"It's a sex attraction—not quite the oldest and most primitive thing in the world, but nearly. Only, Darby and Joan aren't primitive people. If they were, the attraction would satisfy itself in a direct primitive way. But each of them is carrying a perfectly enormous superstructure of ideas and inhibitions, emotional refinements and capacities, and the sex attraction is so disguised that they don't recognize it. Do you know what a short circuit is in electricity?"
"I think so," said Rose, "but you'd better not take a chance. Tell me that, too."
"Why," he said, "the juice that comes into your house to light it and heat the flat-irons and the toaster, and so on, comes in by one wire and goes out by another. Before it can get out, it's got to do all the work you want it to do—push its way through the resistance of fine tungsten filaments in your lamps and the iron wires in your heaters that get white hot resisting it. When it's pushed its way through all of them and done the work you want it to do, it's tired out and goes away by the other wire. But if you cut off the insulation down in the basement, where those two wires are close together, and make it possible for the current to jump straight across without doing any work, it will take the short circuit instead of the long one and you won't have any lights in your house. Now do you see what I mean?
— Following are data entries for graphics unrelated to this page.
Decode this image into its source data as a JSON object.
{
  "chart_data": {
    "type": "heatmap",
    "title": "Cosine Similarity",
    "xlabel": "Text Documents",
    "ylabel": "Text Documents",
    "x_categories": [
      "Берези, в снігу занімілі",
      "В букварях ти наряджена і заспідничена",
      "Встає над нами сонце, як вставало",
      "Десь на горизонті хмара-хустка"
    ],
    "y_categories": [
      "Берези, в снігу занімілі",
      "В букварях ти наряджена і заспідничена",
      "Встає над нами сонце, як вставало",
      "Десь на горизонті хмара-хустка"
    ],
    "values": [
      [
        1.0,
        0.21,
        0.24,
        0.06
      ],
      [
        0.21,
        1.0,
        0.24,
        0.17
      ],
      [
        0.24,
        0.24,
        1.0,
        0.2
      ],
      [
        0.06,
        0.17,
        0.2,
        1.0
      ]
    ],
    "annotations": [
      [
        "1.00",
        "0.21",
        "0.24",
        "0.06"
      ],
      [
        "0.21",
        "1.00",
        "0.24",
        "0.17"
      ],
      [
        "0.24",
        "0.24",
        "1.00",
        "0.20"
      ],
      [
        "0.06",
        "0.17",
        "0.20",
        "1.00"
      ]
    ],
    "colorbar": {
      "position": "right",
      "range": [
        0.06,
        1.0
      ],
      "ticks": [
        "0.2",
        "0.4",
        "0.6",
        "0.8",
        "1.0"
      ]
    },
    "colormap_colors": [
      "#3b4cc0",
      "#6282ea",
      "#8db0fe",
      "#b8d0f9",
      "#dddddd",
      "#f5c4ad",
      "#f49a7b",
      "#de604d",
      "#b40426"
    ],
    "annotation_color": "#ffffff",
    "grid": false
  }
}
"Darby and Joan are civilized. That is to say, they're insulated. The current's there, but it's long-circuited. The only expression it's got is through the intelligence,—so it lights the house. Absence of common knowledge and common interests only adds to the resistance and makes it burn all the brighter. Naturally Darby and Joan fall victims to the very dangerous illusion that they're intellectual companions. They think they're having wonderful talks. All they are doing, is long-circuiting their sex attraction. Well, marriage gives it a short circuit. Why should the current light the lamps when it can strike straight across? There you are!"
"And poor Joan," said Rose, after a palpable silence, but evenly enough, "who has thought all along that she was attracting a man by her intelligence and her understanding, and all that, wakes up to find that she's been married for her long eyelashes, and her nice voice—and her pretty ankles. That's a little hard on her, don't you think, if she's been taking herself seriously?"
"Nine times in ten," he said, "she's fooling herself. She's taken her own ankles much more seriously than she has her mind. She's capable of real sacrifices for them—for her sex charm, that is. She'll undergo a real discipline for it. Intelligence she regards as a gift. She thinks the witty conversation she's capable of after dinner, on a cocktail and two glasses of champagne, or the bright letters she can write to a friend, are real exercises of her mind—real work. But work isn't done like that. Work's overcoming something that resists; and there's strain in it, and pain and discouragement."
In her cheeks the red flared up brighter. She smiled again—not her own smile—one at any rate that was new to her.
"You don't 'solve an intellectual problem' then;" she quoted, "'by having your hand held, or your eyes kissed?'"
Whereupon he shot a look at her and observed that evidently he wasn't as much of a pioneer as he thought.
She did not rise to this cast, however. "All right;" she said, "admitting that her ankles are serious and her mind isn't, what is Joan going to do about it?"